The vote came in the early morning, after a lengthy debate where supporters argued that the change was need to spur production and critics maintained that the change would wreak havoc on the state’s treasury.
The bill sets a tax ceiling of 35 percent on oil production, which is offset by a growing per barrel tax credit of up to $8 when oil prices are low. That credit disappears at prices of $150 per barrel or more. The bill also gets rid of a credit for capital expenditures, while putting in place incentives for new oil production. Most dramatically, the legislation scraps a mechanism known as “progressivity,” which increases the tax rate when oil profits are high. According to state projections, the changes would result in revenue loss of at least a $3.5 billion over the next five years.
Anchorage Republican Mia Costello supported the bill, and she argued that getting rid of the windfall profits tax would encourage companies to drill for more oil.
“Progressivity is our enemy,” said Costello. “Progressivity is what is robbing our future of the ability to pay for schools, and roads, and troopers.”
But Democrats refuted that, crediting progressivity with bringing record revenues to the state and padding the government’s savings accounts. Rep. Les Gara, of Anchorage, also expressed concern that lowering taxes wouldn’t stem off a long-running production decline, especially without any sort of guarantee from oil companies.

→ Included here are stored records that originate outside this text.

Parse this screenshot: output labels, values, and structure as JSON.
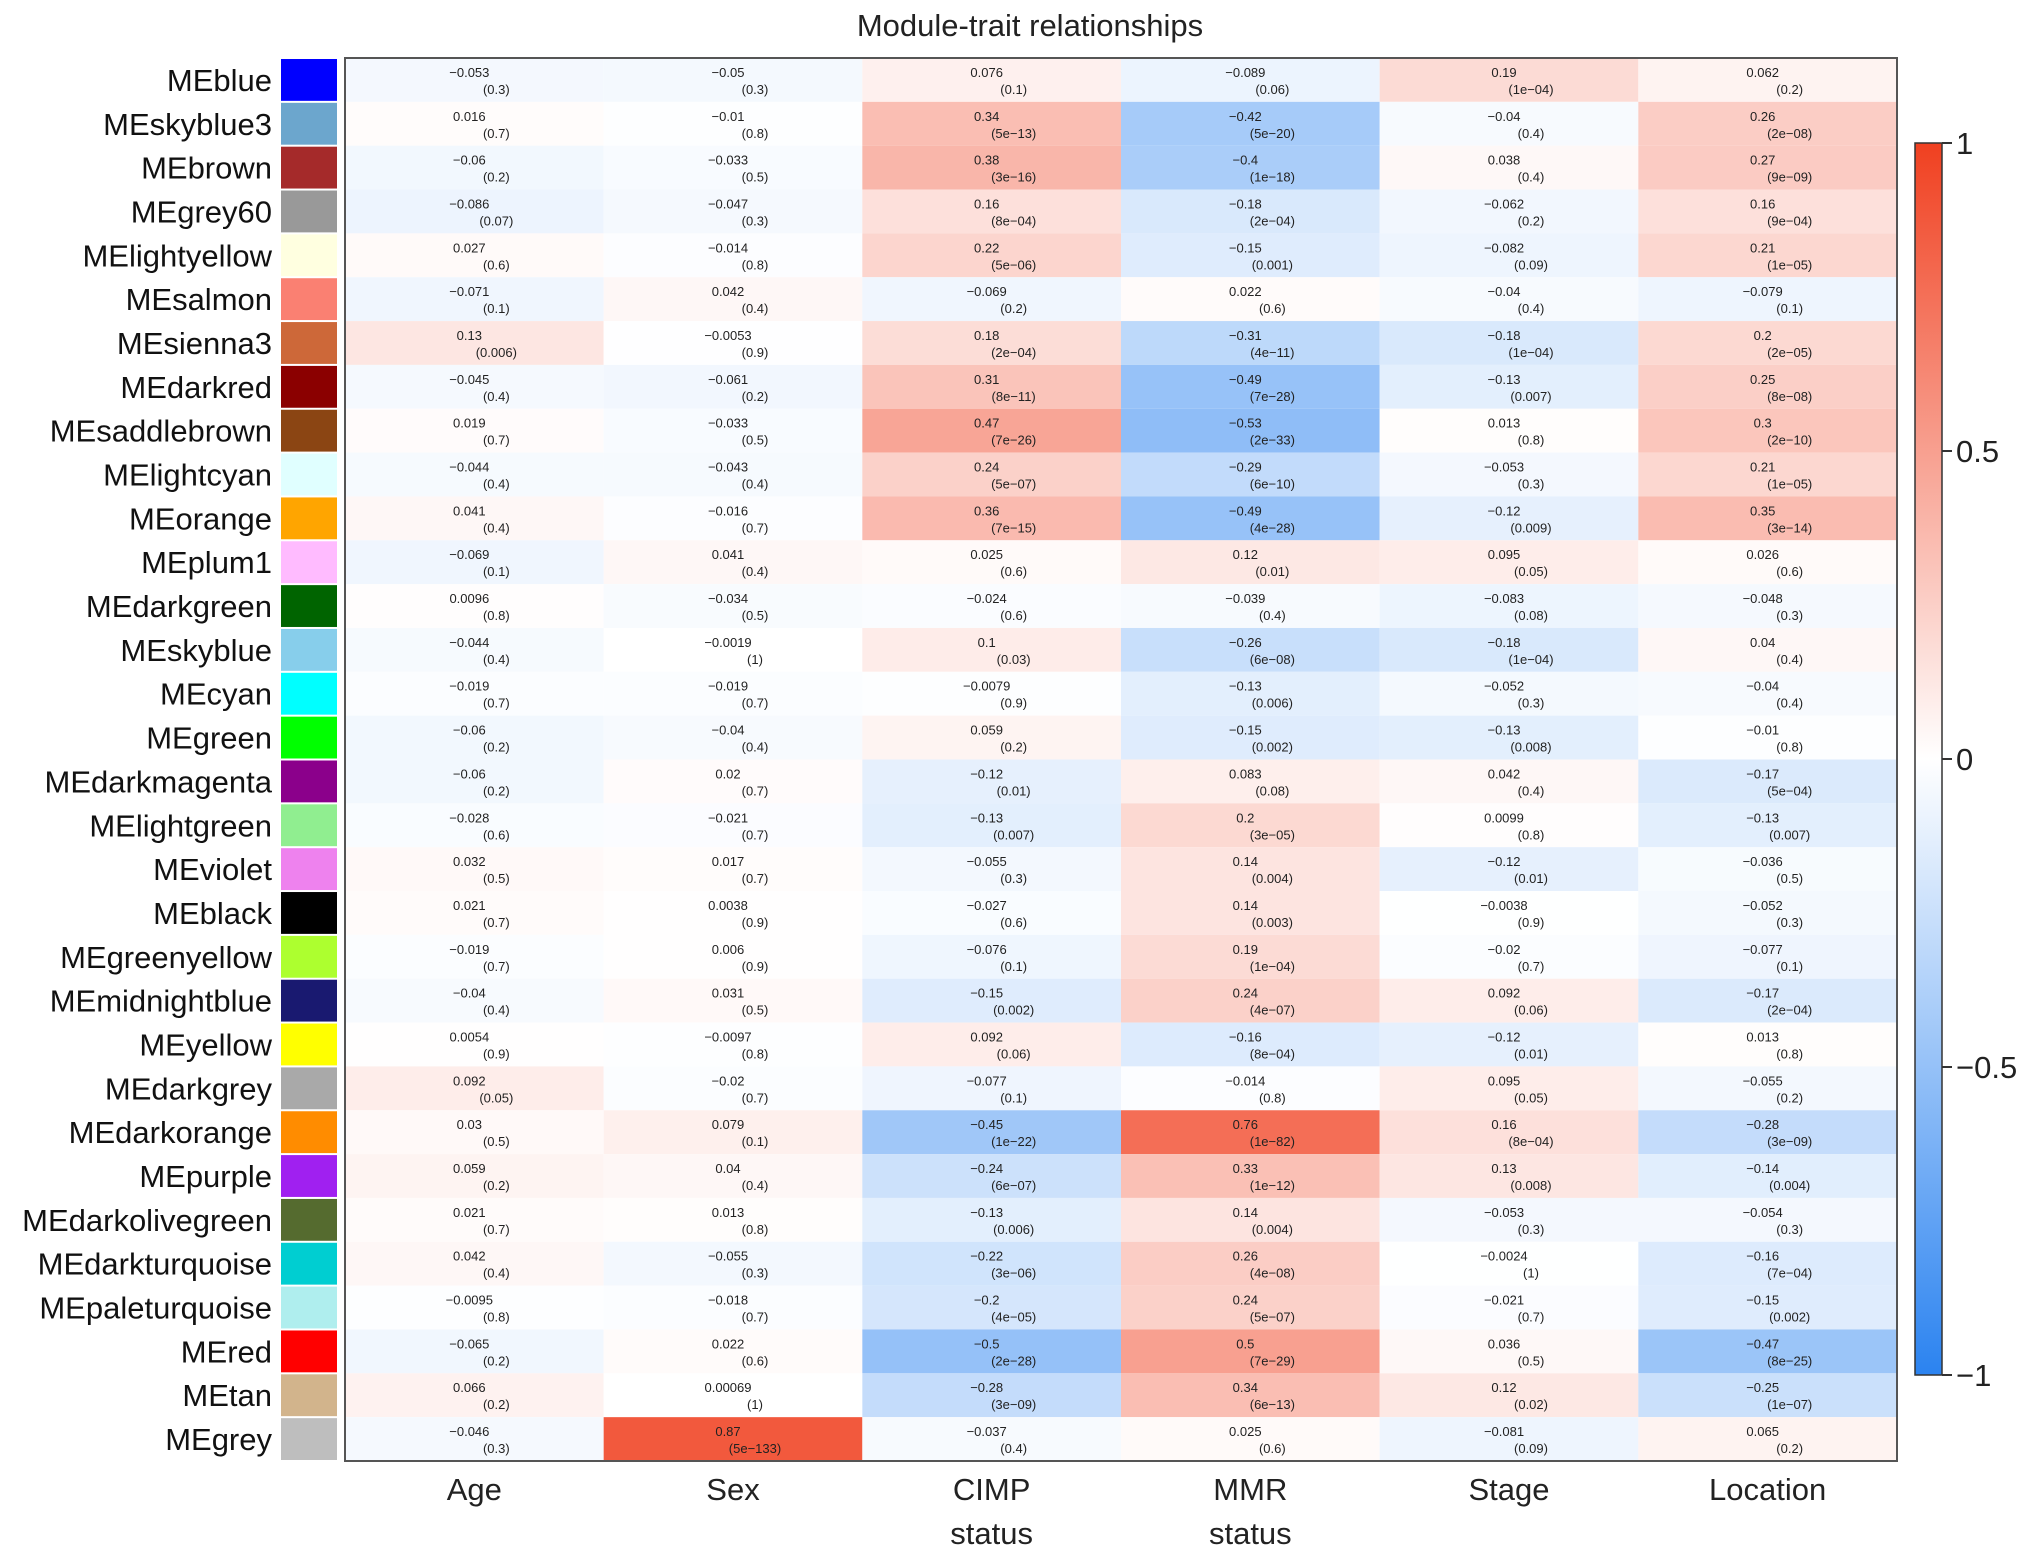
{
  "chart_data": {
    "type": "heatmap",
    "title": "Module-trait relationships",
    "columns": [
      "Age",
      "Sex",
      "CIMP status",
      "MMR status",
      "Stage",
      "Location"
    ],
    "rows": [
      {
        "module": "MEblue",
        "color": "#0000ff",
        "r": [
          "−0.053",
          "−0.05",
          "0.076",
          "−0.089",
          "0.19",
          "0.062"
        ],
        "p": [
          "(0.3)",
          "(0.3)",
          "(0.1)",
          "(0.06)",
          "(1e−04)",
          "(0.2)"
        ]
      },
      {
        "module": "MEskyblue3",
        "color": "#6ca6cd",
        "r": [
          "0.016",
          "−0.01",
          "0.34",
          "−0.42",
          "−0.04",
          "0.26"
        ],
        "p": [
          "(0.7)",
          "(0.8)",
          "(5e−13)",
          "(5e−20)",
          "(0.4)",
          "(2e−08)"
        ]
      },
      {
        "module": "MEbrown",
        "color": "#a52a2a",
        "r": [
          "−0.06",
          "−0.033",
          "0.38",
          "−0.4",
          "0.038",
          "0.27"
        ],
        "p": [
          "(0.2)",
          "(0.5)",
          "(3e−16)",
          "(1e−18)",
          "(0.4)",
          "(9e−09)"
        ]
      },
      {
        "module": "MEgrey60",
        "color": "#999999",
        "r": [
          "−0.086",
          "−0.047",
          "0.16",
          "−0.18",
          "−0.062",
          "0.16"
        ],
        "p": [
          "(0.07)",
          "(0.3)",
          "(8e−04)",
          "(2e−04)",
          "(0.2)",
          "(9e−04)"
        ]
      },
      {
        "module": "MElightyellow",
        "color": "#ffffe0",
        "r": [
          "0.027",
          "−0.014",
          "0.22",
          "−0.15",
          "−0.082",
          "0.21"
        ],
        "p": [
          "(0.6)",
          "(0.8)",
          "(5e−06)",
          "(0.001)",
          "(0.09)",
          "(1e−05)"
        ]
      },
      {
        "module": "MEsalmon",
        "color": "#fa8072",
        "r": [
          "−0.071",
          "0.042",
          "−0.069",
          "0.022",
          "−0.04",
          "−0.079"
        ],
        "p": [
          "(0.1)",
          "(0.4)",
          "(0.2)",
          "(0.6)",
          "(0.4)",
          "(0.1)"
        ]
      },
      {
        "module": "MEsienna3",
        "color": "#cd6839",
        "r": [
          "0.13",
          "−0.0053",
          "0.18",
          "−0.31",
          "−0.18",
          "0.2"
        ],
        "p": [
          "(0.006)",
          "(0.9)",
          "(2e−04)",
          "(4e−11)",
          "(1e−04)",
          "(2e−05)"
        ]
      },
      {
        "module": "MEdarkred",
        "color": "#8b0000",
        "r": [
          "−0.045",
          "−0.061",
          "0.31",
          "−0.49",
          "−0.13",
          "0.25"
        ],
        "p": [
          "(0.4)",
          "(0.2)",
          "(8e−11)",
          "(7e−28)",
          "(0.007)",
          "(8e−08)"
        ]
      },
      {
        "module": "MEsaddlebrown",
        "color": "#8b4513",
        "r": [
          "0.019",
          "−0.033",
          "0.47",
          "−0.53",
          "0.013",
          "0.3"
        ],
        "p": [
          "(0.7)",
          "(0.5)",
          "(7e−26)",
          "(2e−33)",
          "(0.8)",
          "(2e−10)"
        ]
      },
      {
        "module": "MElightcyan",
        "color": "#e0ffff",
        "r": [
          "−0.044",
          "−0.043",
          "0.24",
          "−0.29",
          "−0.053",
          "0.21"
        ],
        "p": [
          "(0.4)",
          "(0.4)",
          "(5e−07)",
          "(6e−10)",
          "(0.3)",
          "(1e−05)"
        ]
      },
      {
        "module": "MEorange",
        "color": "#ffa500",
        "r": [
          "0.041",
          "−0.016",
          "0.36",
          "−0.49",
          "−0.12",
          "0.35"
        ],
        "p": [
          "(0.4)",
          "(0.7)",
          "(7e−15)",
          "(4e−28)",
          "(0.009)",
          "(3e−14)"
        ]
      },
      {
        "module": "MEplum1",
        "color": "#ffbbff",
        "r": [
          "−0.069",
          "0.041",
          "0.025",
          "0.12",
          "0.095",
          "0.026"
        ],
        "p": [
          "(0.1)",
          "(0.4)",
          "(0.6)",
          "(0.01)",
          "(0.05)",
          "(0.6)"
        ]
      },
      {
        "module": "MEdarkgreen",
        "color": "#006400",
        "r": [
          "0.0096",
          "−0.034",
          "−0.024",
          "−0.039",
          "−0.083",
          "−0.048"
        ],
        "p": [
          "(0.8)",
          "(0.5)",
          "(0.6)",
          "(0.4)",
          "(0.08)",
          "(0.3)"
        ]
      },
      {
        "module": "MEskyblue",
        "color": "#87ceeb",
        "r": [
          "−0.044",
          "−0.0019",
          "0.1",
          "−0.26",
          "−0.18",
          "0.04"
        ],
        "p": [
          "(0.4)",
          "(1)",
          "(0.03)",
          "(6e−08)",
          "(1e−04)",
          "(0.4)"
        ]
      },
      {
        "module": "MEcyan",
        "color": "#00ffff",
        "r": [
          "−0.019",
          "−0.019",
          "−0.0079",
          "−0.13",
          "−0.052",
          "−0.04"
        ],
        "p": [
          "(0.7)",
          "(0.7)",
          "(0.9)",
          "(0.006)",
          "(0.3)",
          "(0.4)"
        ]
      },
      {
        "module": "MEgreen",
        "color": "#00ff00",
        "r": [
          "−0.06",
          "−0.04",
          "0.059",
          "−0.15",
          "−0.13",
          "−0.01"
        ],
        "p": [
          "(0.2)",
          "(0.4)",
          "(0.2)",
          "(0.002)",
          "(0.008)",
          "(0.8)"
        ]
      },
      {
        "module": "MEdarkmagenta",
        "color": "#8b008b",
        "r": [
          "−0.06",
          "0.02",
          "−0.12",
          "0.083",
          "0.042",
          "−0.17"
        ],
        "p": [
          "(0.2)",
          "(0.7)",
          "(0.01)",
          "(0.08)",
          "(0.4)",
          "(5e−04)"
        ]
      },
      {
        "module": "MElightgreen",
        "color": "#90ee90",
        "r": [
          "−0.028",
          "−0.021",
          "−0.13",
          "0.2",
          "0.0099",
          "−0.13"
        ],
        "p": [
          "(0.6)",
          "(0.7)",
          "(0.007)",
          "(3e−05)",
          "(0.8)",
          "(0.007)"
        ]
      },
      {
        "module": "MEviolet",
        "color": "#ee82ee",
        "r": [
          "0.032",
          "0.017",
          "−0.055",
          "0.14",
          "−0.12",
          "−0.036"
        ],
        "p": [
          "(0.5)",
          "(0.7)",
          "(0.3)",
          "(0.004)",
          "(0.01)",
          "(0.5)"
        ]
      },
      {
        "module": "MEblack",
        "color": "#000000",
        "r": [
          "0.021",
          "0.0038",
          "−0.027",
          "0.14",
          "−0.0038",
          "−0.052"
        ],
        "p": [
          "(0.7)",
          "(0.9)",
          "(0.6)",
          "(0.003)",
          "(0.9)",
          "(0.3)"
        ]
      },
      {
        "module": "MEgreenyellow",
        "color": "#adff2f",
        "r": [
          "−0.019",
          "0.006",
          "−0.076",
          "0.19",
          "−0.02",
          "−0.077"
        ],
        "p": [
          "(0.7)",
          "(0.9)",
          "(0.1)",
          "(1e−04)",
          "(0.7)",
          "(0.1)"
        ]
      },
      {
        "module": "MEmidnightblue",
        "color": "#191970",
        "r": [
          "−0.04",
          "0.031",
          "−0.15",
          "0.24",
          "0.092",
          "−0.17"
        ],
        "p": [
          "(0.4)",
          "(0.5)",
          "(0.002)",
          "(4e−07)",
          "(0.06)",
          "(2e−04)"
        ]
      },
      {
        "module": "MEyellow",
        "color": "#ffff00",
        "r": [
          "0.0054",
          "−0.0097",
          "0.092",
          "−0.16",
          "−0.12",
          "0.013"
        ],
        "p": [
          "(0.9)",
          "(0.8)",
          "(0.06)",
          "(8e−04)",
          "(0.01)",
          "(0.8)"
        ]
      },
      {
        "module": "MEdarkgrey",
        "color": "#a9a9a9",
        "r": [
          "0.092",
          "−0.02",
          "−0.077",
          "−0.014",
          "0.095",
          "−0.055"
        ],
        "p": [
          "(0.05)",
          "(0.7)",
          "(0.1)",
          "(0.8)",
          "(0.05)",
          "(0.2)"
        ]
      },
      {
        "module": "MEdarkorange",
        "color": "#ff8c00",
        "r": [
          "0.03",
          "0.079",
          "−0.45",
          "0.76",
          "0.16",
          "−0.28"
        ],
        "p": [
          "(0.5)",
          "(0.1)",
          "(1e−22)",
          "(1e−82)",
          "(8e−04)",
          "(3e−09)"
        ]
      },
      {
        "module": "MEpurple",
        "color": "#a020f0",
        "r": [
          "0.059",
          "0.04",
          "−0.24",
          "0.33",
          "0.13",
          "−0.14"
        ],
        "p": [
          "(0.2)",
          "(0.4)",
          "(6e−07)",
          "(1e−12)",
          "(0.008)",
          "(0.004)"
        ]
      },
      {
        "module": "MEdarkolivegreen",
        "color": "#556b2f",
        "r": [
          "0.021",
          "0.013",
          "−0.13",
          "0.14",
          "−0.053",
          "−0.054"
        ],
        "p": [
          "(0.7)",
          "(0.8)",
          "(0.006)",
          "(0.004)",
          "(0.3)",
          "(0.3)"
        ]
      },
      {
        "module": "MEdarkturquoise",
        "color": "#00ced1",
        "r": [
          "0.042",
          "−0.055",
          "−0.22",
          "0.26",
          "−0.0024",
          "−0.16"
        ],
        "p": [
          "(0.4)",
          "(0.3)",
          "(3e−06)",
          "(4e−08)",
          "(1)",
          "(7e−04)"
        ]
      },
      {
        "module": "MEpaleturquoise",
        "color": "#afeeee",
        "r": [
          "−0.0095",
          "−0.018",
          "−0.2",
          "0.24",
          "−0.021",
          "−0.15"
        ],
        "p": [
          "(0.8)",
          "(0.7)",
          "(4e−05)",
          "(5e−07)",
          "(0.7)",
          "(0.002)"
        ]
      },
      {
        "module": "MEred",
        "color": "#ff0000",
        "r": [
          "−0.065",
          "0.022",
          "−0.5",
          "0.5",
          "0.036",
          "−0.47"
        ],
        "p": [
          "(0.2)",
          "(0.6)",
          "(2e−28)",
          "(7e−29)",
          "(0.5)",
          "(8e−25)"
        ]
      },
      {
        "module": "MEtan",
        "color": "#d2b48c",
        "r": [
          "0.066",
          "0.00069",
          "−0.28",
          "0.34",
          "0.12",
          "−0.25"
        ],
        "p": [
          "(0.2)",
          "(1)",
          "(3e−09)",
          "(6e−13)",
          "(0.02)",
          "(1e−07)"
        ]
      },
      {
        "module": "MEgrey",
        "color": "#bebebe",
        "r": [
          "−0.046",
          "0.87",
          "−0.037",
          "0.025",
          "−0.081",
          "0.065"
        ],
        "p": [
          "(0.3)",
          "(5e−133)",
          "(0.4)",
          "(0.6)",
          "(0.09)",
          "(0.2)"
        ]
      }
    ],
    "colorbar": {
      "range": [
        -1,
        1
      ],
      "ticks": [
        1,
        0.5,
        0,
        -0.5,
        -1
      ],
      "tick_labels": [
        "1",
        "0.5",
        "0",
        "−0.5",
        "−1"
      ],
      "low_color": "#2b83f0",
      "mid_color": "#ffffff",
      "high_color": "#f04020"
    }
  }
}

“Just doing something isn’t smart when the thing that you’re about to do is something that’s not likely to work,” said Gara.
The House passed the bill 27 to 12, with Bush Democrats who caucus with the majority joining the minority Democrats to oppose the bill. Three coastal Republicans initially voted against the oil tax bill, but changed their vote on reconsideration. They were Alan Austerman of Kodiak, Cathy Muñoz of Juneau, and Paul Seaton of Homer.
Gov. Sean Parnell issued an approving statement after the vote, saying that the bill “offers a future of opportunity and economic growth for all Alaskans.” Lowering taxes on oil companies has been a major priority for Parnell, but he had previously been stymied by a bipartisan coalition in the Senate. That coalition fell apart last year, after a number of members lost their seats in the wake of redistricting.
The bill is being returned to the Senate for concurrence. They narrowly passed a different version of the bill last month.